Jean-Pierre Bemba has been declared an opposition party candidate for the Democratic Republic of Congo's upcoming presidential election following his recent being acquittal of war crimes charges in an appeal to the International Criminal Court (ICC).
Bemba, a former DRC vice president, accepted the candidacy from his Movement for the Liberation of Congo (MLC) party on Friday by telephone from Brussels, where he was released days after the ICC overturned his 18-year sentence.
Bemba had been found guilty in 2016 as a military commander of committing crimes against humanity and war crimes with a campaign of murder, rape and pillage by his MLC troops in Central African Republic in 2002 and 2003.
The ICC is due to issue a ruling in a separate case in which he was sentenced to a one-year in jail and fined 300,000 euros ($350,000) in 2017 for bribing witnesses during his main war crimes trial. Having already spent a decade behind bars, legal experts expect him to be released definitively if his time-served is taken into account.
It is not clear, however, if he will be able to run in December as the sentencing process for the witness-tampering conviction could drag on for weeks, or even months. That could prevent him from returning to the DRC before the August 8 deadline to register his candidacy.
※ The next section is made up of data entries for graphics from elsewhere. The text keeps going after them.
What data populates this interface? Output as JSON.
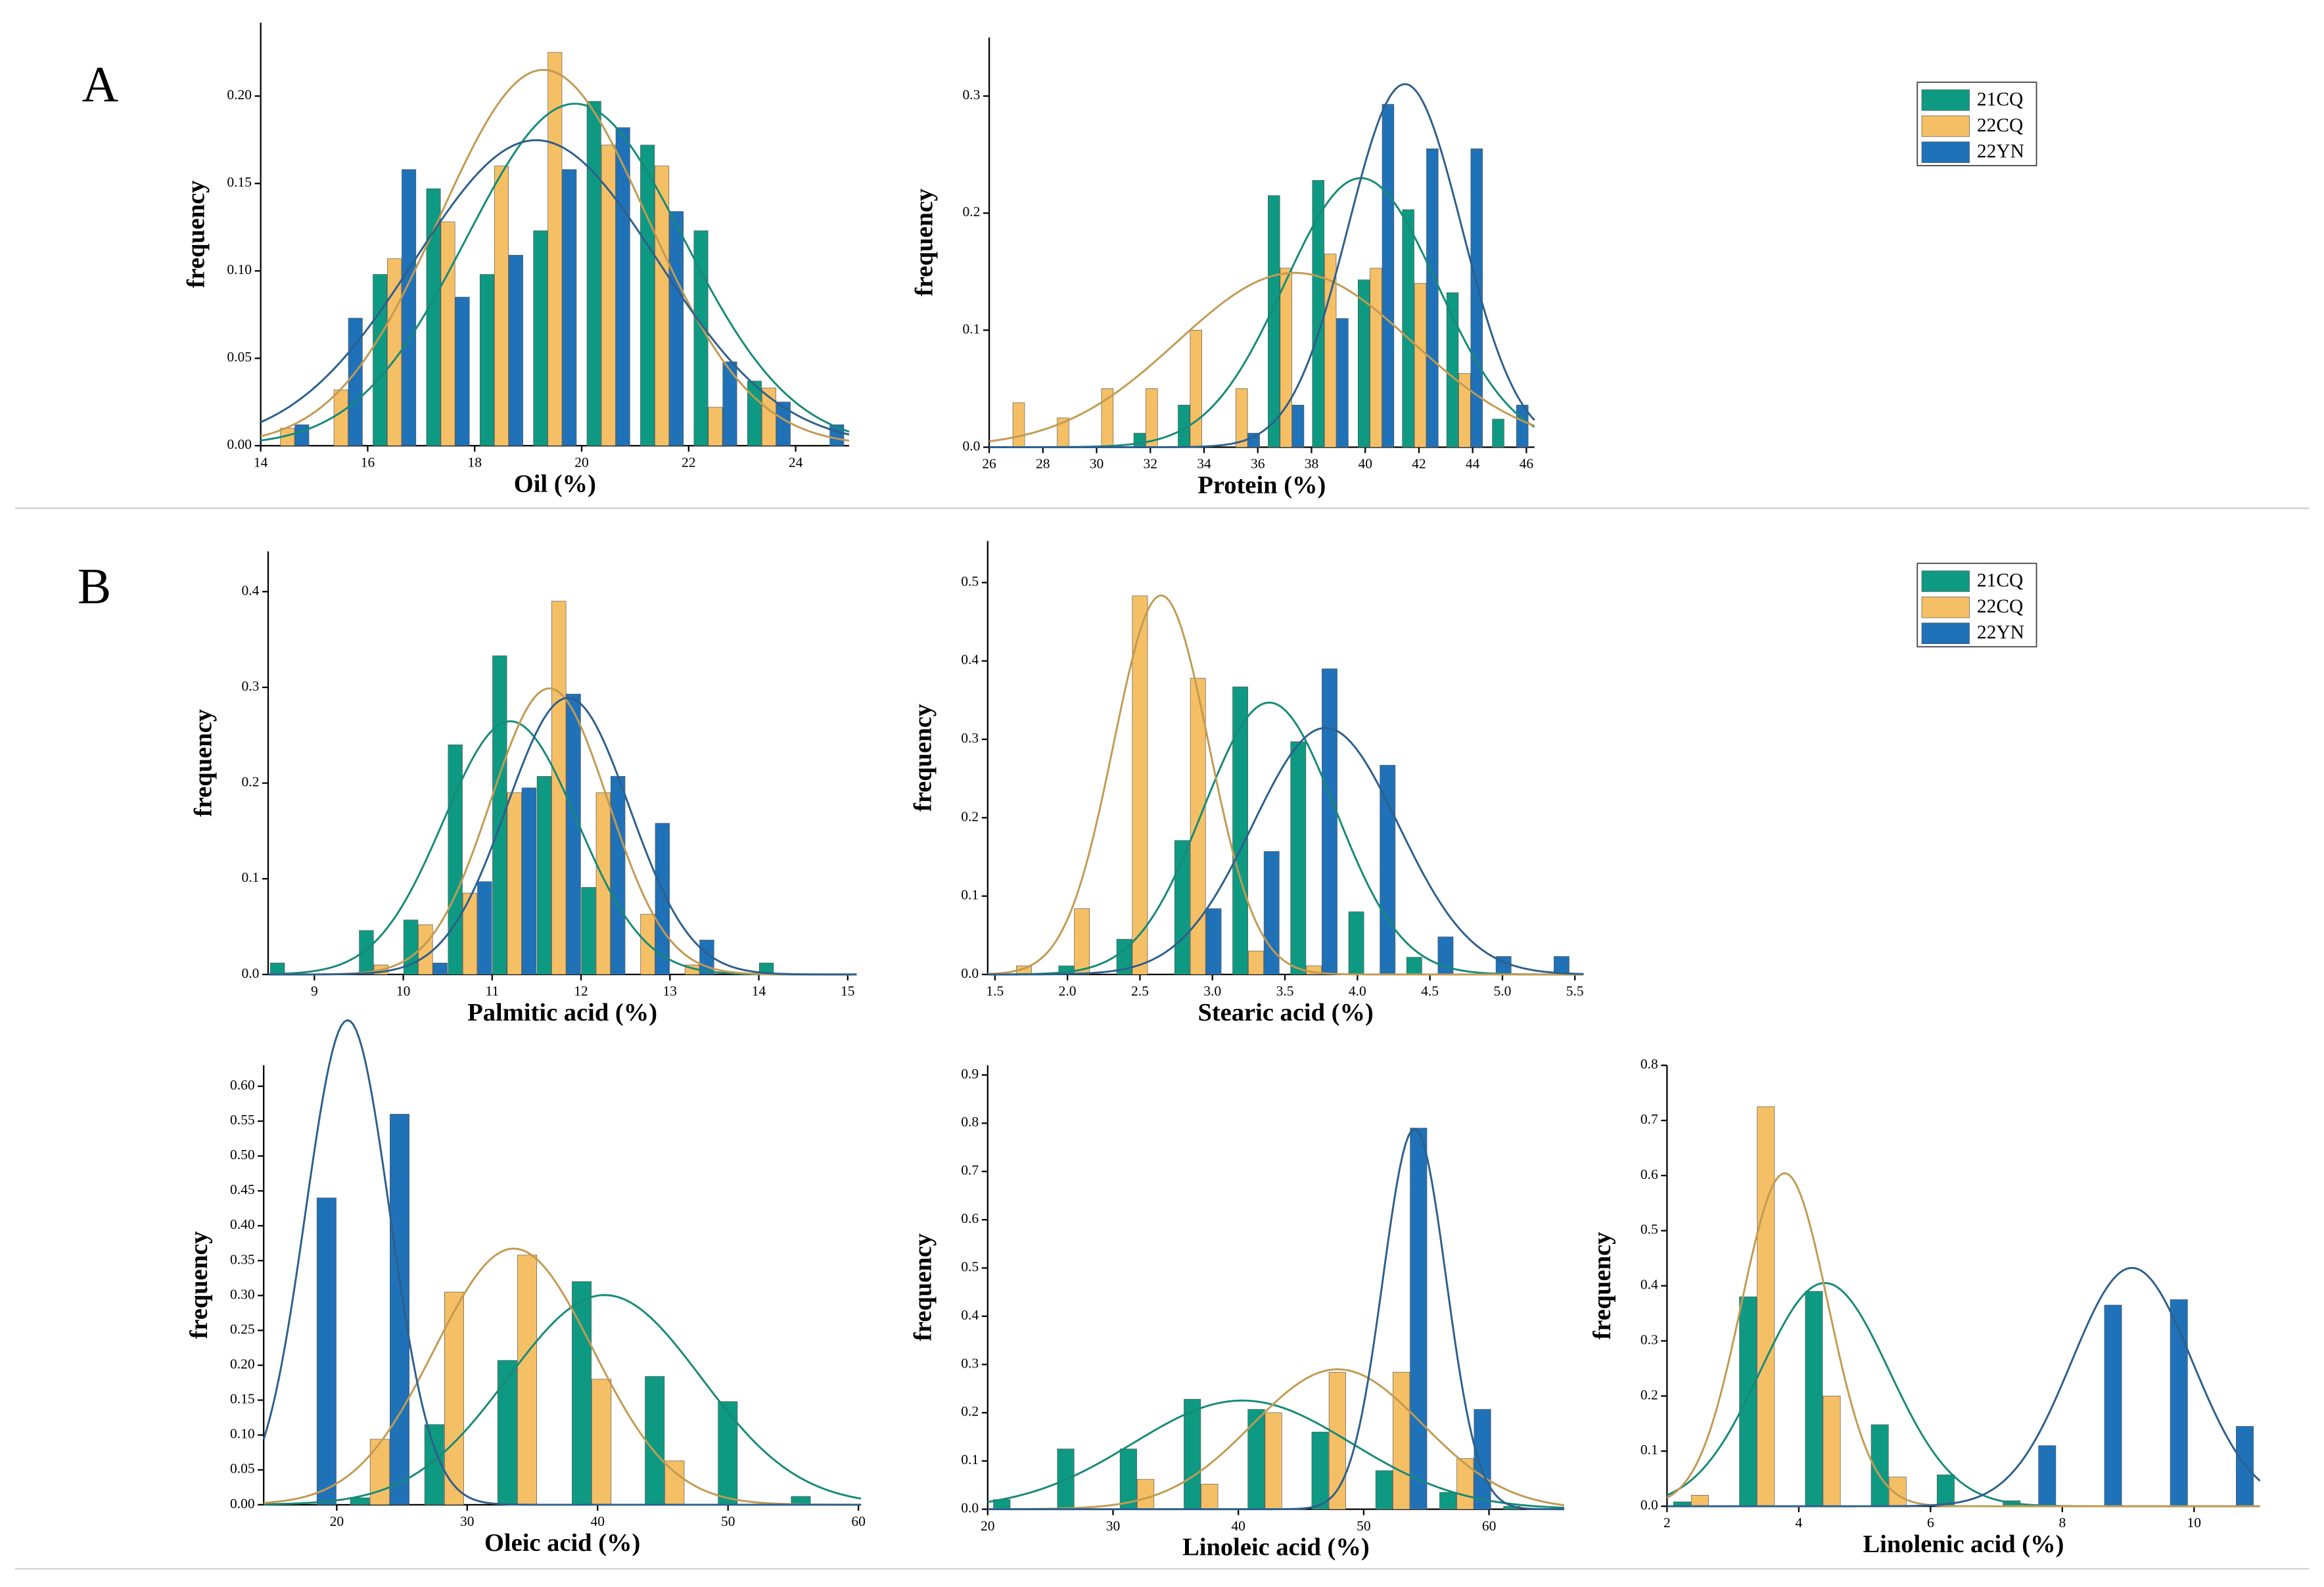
{
  "chart_data": [
    {
      "type": "bar",
      "panel_label": "A",
      "xlabel": "Oil  (%)",
      "ylabel": "frequency",
      "x": [
        14.5,
        15.5,
        16.5,
        17.5,
        18.5,
        19.5,
        20.5,
        21.5,
        22.5,
        23.5,
        24.5
      ],
      "series": [
        {
          "name": "21CQ",
          "color": "#0e9a82",
          "curve_color": "#168a78",
          "values": [
            null,
            null,
            0.098,
            0.147,
            0.098,
            0.123,
            0.197,
            0.172,
            0.123,
            0.037,
            null
          ]
        },
        {
          "name": "22CQ",
          "color": "#f5c065",
          "curve_color": "#c29a52",
          "values": [
            0.01,
            0.032,
            0.107,
            0.128,
            0.16,
            0.225,
            0.172,
            0.16,
            0.022,
            0.033,
            null
          ]
        },
        {
          "name": "22YN",
          "color": "#1f72b8",
          "curve_color": "#2d5f8c",
          "values": [
            0.012,
            0.073,
            0.158,
            0.085,
            0.109,
            0.158,
            0.182,
            0.134,
            0.048,
            0.025,
            0.012
          ]
        }
      ],
      "xlim": [
        14,
        25
      ],
      "xticks": [
        14,
        16,
        18,
        20,
        22,
        24
      ],
      "ylim": [
        0,
        0.242
      ],
      "yticks": [
        {
          "value": 0,
          "label": "0.00"
        },
        0.05,
        {
          "value": 0.1,
          "label": "0.10"
        },
        0.15,
        {
          "value": 0.2,
          "label": "0.20"
        }
      ]
    },
    {
      "type": "bar",
      "xlabel": "Protein (%)",
      "ylabel": "frequency",
      "legend": "right",
      "x": [
        27.1,
        28.75,
        30.4,
        32.05,
        33.7,
        35.4,
        37.05,
        38.7,
        40.4,
        42.05,
        43.7,
        45.4
      ],
      "series": [
        {
          "name": "21CQ",
          "color": "#0e9a82",
          "curve_color": "#168a78",
          "values": [
            null,
            null,
            null,
            0.012,
            0.036,
            null,
            0.215,
            0.228,
            0.143,
            0.203,
            0.132,
            0.024
          ]
        },
        {
          "name": "22CQ",
          "color": "#f5c065",
          "curve_color": "#c29a52",
          "values": [
            0.038,
            0.025,
            0.05,
            0.05,
            0.1,
            0.05,
            0.153,
            0.165,
            0.153,
            0.14,
            0.063,
            null
          ]
        },
        {
          "name": "22YN",
          "color": "#1f72b8",
          "curve_color": "#2d5f8c",
          "values": [
            null,
            null,
            null,
            null,
            null,
            0.012,
            0.036,
            0.11,
            0.293,
            0.255,
            0.255,
            0.036
          ]
        }
      ],
      "xlim": [
        26,
        46.3
      ],
      "xticks": [
        26,
        28,
        30,
        32,
        34,
        36,
        38,
        40,
        42,
        44,
        46
      ],
      "ylim": [
        0,
        0.35
      ],
      "yticks": [
        {
          "value": 0,
          "label": "0.0"
        },
        0.1,
        0.2,
        0.3
      ]
    },
    {
      "type": "bar",
      "panel_label": "B",
      "xlabel": "Palmitic acid (%)",
      "ylabel": "frequency",
      "x": [
        8.75,
        9.75,
        10.25,
        10.75,
        11.25,
        11.75,
        12.25,
        12.75,
        13.25,
        14.25
      ],
      "series": [
        {
          "name": "21CQ",
          "color": "#0e9a82",
          "curve_color": "#168a78",
          "values": [
            0.012,
            0.046,
            0.057,
            0.24,
            0.333,
            0.207,
            0.091,
            null,
            null,
            0.012
          ]
        },
        {
          "name": "22CQ",
          "color": "#f5c065",
          "curve_color": "#c29a52",
          "values": [
            null,
            0.01,
            0.052,
            0.085,
            0.19,
            0.39,
            0.19,
            0.063,
            0.01,
            null
          ]
        },
        {
          "name": "22YN",
          "color": "#1f72b8",
          "curve_color": "#2d5f8c",
          "values": [
            null,
            null,
            0.012,
            0.097,
            0.195,
            0.293,
            0.207,
            0.158,
            0.036,
            null
          ]
        }
      ],
      "xlim": [
        8.48,
        15.1
      ],
      "xticks": [
        9,
        10,
        11,
        12,
        13,
        14,
        15
      ],
      "ylim": [
        0,
        0.442
      ],
      "yticks": [
        {
          "value": 0,
          "label": "0.0"
        },
        0.1,
        0.2,
        0.3,
        0.4
      ]
    },
    {
      "type": "bar",
      "xlabel": "Stearic acid (%)",
      "ylabel": "frequency",
      "legend": "right",
      "x": [
        1.7,
        2.1,
        2.5,
        2.9,
        3.3,
        3.7,
        4.1,
        4.5,
        4.9,
        5.3
      ],
      "series": [
        {
          "name": "21CQ",
          "color": "#0e9a82",
          "curve_color": "#168a78",
          "values": [
            null,
            0.011,
            0.045,
            0.171,
            0.367,
            0.297,
            0.08,
            0.022,
            null,
            null
          ]
        },
        {
          "name": "22CQ",
          "color": "#f5c065",
          "curve_color": "#c29a52",
          "values": [
            0.011,
            0.084,
            0.483,
            0.378,
            0.03,
            0.011,
            null,
            null,
            null,
            null
          ]
        },
        {
          "name": "22YN",
          "color": "#1f72b8",
          "curve_color": "#2d5f8c",
          "values": [
            null,
            null,
            null,
            0.084,
            0.157,
            0.39,
            0.267,
            0.048,
            0.023,
            0.023
          ]
        }
      ],
      "xlim": [
        1.45,
        5.56
      ],
      "xticks": [
        1.5,
        {
          "value": 2,
          "label": "2.0"
        },
        2.5,
        {
          "value": 3,
          "label": "3.0"
        },
        3.5,
        {
          "value": 4,
          "label": "4.0"
        },
        4.5,
        {
          "value": 5,
          "label": "5.0"
        },
        5.5
      ],
      "ylim": [
        0,
        0.553
      ],
      "yticks": [
        {
          "value": 0,
          "label": "0.0"
        },
        0.1,
        0.2,
        0.3,
        0.4,
        0.5
      ]
    },
    {
      "type": "bar",
      "xlabel": "Oleic acid (%)",
      "ylabel": "frequency",
      "x": [
        17.7,
        23.3,
        29.0,
        34.6,
        40.3,
        45.9,
        51.5,
        57.1
      ],
      "series": [
        {
          "name": "21CQ",
          "color": "#0e9a82",
          "curve_color": "#168a78",
          "values": [
            null,
            0.01,
            0.115,
            0.207,
            0.32,
            0.184,
            0.148,
            0.012
          ]
        },
        {
          "name": "22CQ",
          "color": "#f5c065",
          "curve_color": "#c29a52",
          "values": [
            null,
            0.094,
            0.305,
            0.358,
            0.18,
            0.063,
            null,
            null
          ]
        },
        {
          "name": "22YN",
          "color": "#1f72b8",
          "curve_color": "#2d5f8c",
          "values": [
            0.44,
            0.56,
            null,
            null,
            null,
            null,
            null,
            null
          ]
        }
      ],
      "xlim": [
        14.4,
        60.2
      ],
      "xticks": [
        20,
        30,
        40,
        50,
        60
      ],
      "ylim": [
        0,
        0.63
      ],
      "yticks": [
        {
          "value": 0,
          "label": "0.00"
        },
        0.05,
        {
          "value": 0.1,
          "label": "0.10"
        },
        0.15,
        {
          "value": 0.2,
          "label": "0.20"
        },
        0.25,
        {
          "value": 0.3,
          "label": "0.30"
        },
        0.35,
        {
          "value": 0.4,
          "label": "0.40"
        },
        0.45,
        {
          "value": 0.5,
          "label": "0.50"
        },
        0.55,
        {
          "value": 0.6,
          "label": "0.60"
        }
      ]
    },
    {
      "type": "bar",
      "xlabel": "Linoleic acid (%)",
      "ylabel": "frequency",
      "x": [
        22.5,
        27.6,
        32.6,
        37.7,
        42.8,
        47.9,
        53.0,
        58.1,
        63.2
      ],
      "series": [
        {
          "name": "21CQ",
          "color": "#0e9a82",
          "curve_color": "#168a78",
          "values": [
            0.02,
            0.125,
            0.125,
            0.228,
            0.207,
            0.16,
            0.08,
            0.035,
            0.006
          ]
        },
        {
          "name": "22CQ",
          "color": "#f5c065",
          "curve_color": "#c29a52",
          "values": [
            null,
            null,
            0.062,
            0.052,
            0.2,
            0.284,
            0.284,
            0.105,
            null
          ]
        },
        {
          "name": "22YN",
          "color": "#1f72b8",
          "curve_color": "#2d5f8c",
          "values": [
            null,
            null,
            null,
            null,
            null,
            null,
            0.79,
            0.207,
            null
          ]
        }
      ],
      "xlim": [
        20,
        66
      ],
      "xticks": [
        20,
        30,
        40,
        50,
        60
      ],
      "ylim": [
        0,
        0.92
      ],
      "yticks": [
        {
          "value": 0,
          "label": "0.0"
        },
        0.1,
        0.2,
        0.3,
        0.4,
        0.5,
        0.6,
        0.7,
        0.8,
        0.9
      ]
    },
    {
      "type": "bar",
      "xlabel": "Linolenic acid (%)",
      "ylabel": "frequency",
      "x": [
        2.5,
        3.5,
        4.5,
        5.5,
        6.5,
        7.5,
        8.5,
        9.5,
        10.5
      ],
      "series": [
        {
          "name": "21CQ",
          "color": "#0e9a82",
          "curve_color": "#168a78",
          "values": [
            0.008,
            0.38,
            0.39,
            0.148,
            0.057,
            0.01,
            null,
            null,
            null
          ]
        },
        {
          "name": "22CQ",
          "color": "#f5c065",
          "curve_color": "#c29a52",
          "values": [
            0.02,
            0.725,
            0.2,
            0.053,
            null,
            null,
            null,
            null,
            null
          ]
        },
        {
          "name": "22YN",
          "color": "#1f72b8",
          "curve_color": "#2d5f8c",
          "values": [
            null,
            null,
            null,
            null,
            null,
            0.11,
            0.365,
            0.375,
            0.145
          ]
        }
      ],
      "xlim": [
        2,
        11
      ],
      "xticks": [
        2,
        4,
        6,
        8,
        10
      ],
      "ylim": [
        0,
        0.8
      ],
      "yticks": [
        {
          "value": 0,
          "label": "0.0"
        },
        0.1,
        0.2,
        0.3,
        0.4,
        0.5,
        0.6,
        0.7,
        0.8
      ]
    }
  ]
}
Several opposition leaders, including the exiled millionaire businessman Moise Katumbi, have been nominated by their parties to stand in an election that has faced several delays after being scheduled for November 2016 but has been repeatedly delayed.
The MLC and other opposition parties have endorsed the idea of presenting a single opposition candidacy but it is not clear they will be able to agree on who that should be.
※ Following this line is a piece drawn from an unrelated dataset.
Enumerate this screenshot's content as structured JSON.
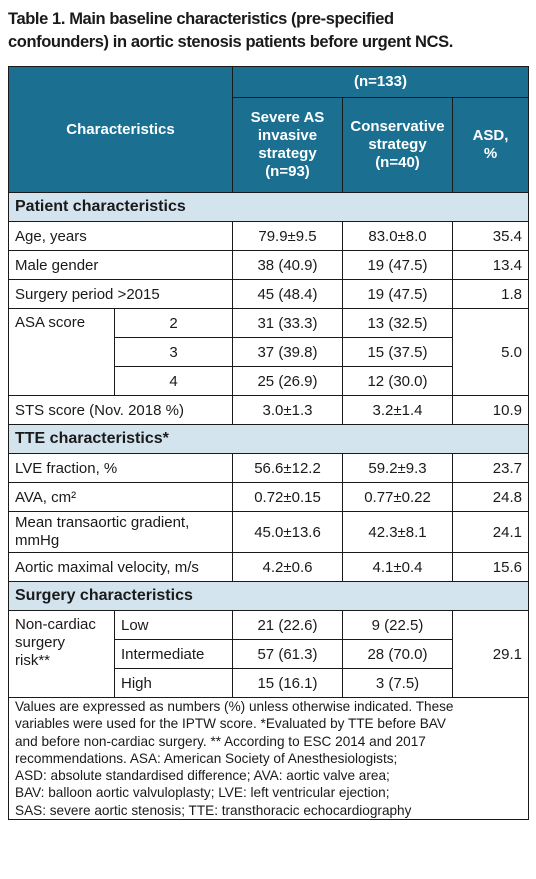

President Joseph Kabila was supposed to leave office in 2016 after the expiration of his two-term constitutional limit but refused to do so and has failed to hold elections since.
He has also refused to say if he intends to run again this year or appoint another candidate from his party.
Bemba served as vice president to Kabila during a 2003-06 transitional government and is popular in western DRC, including the capital, Kinshasa.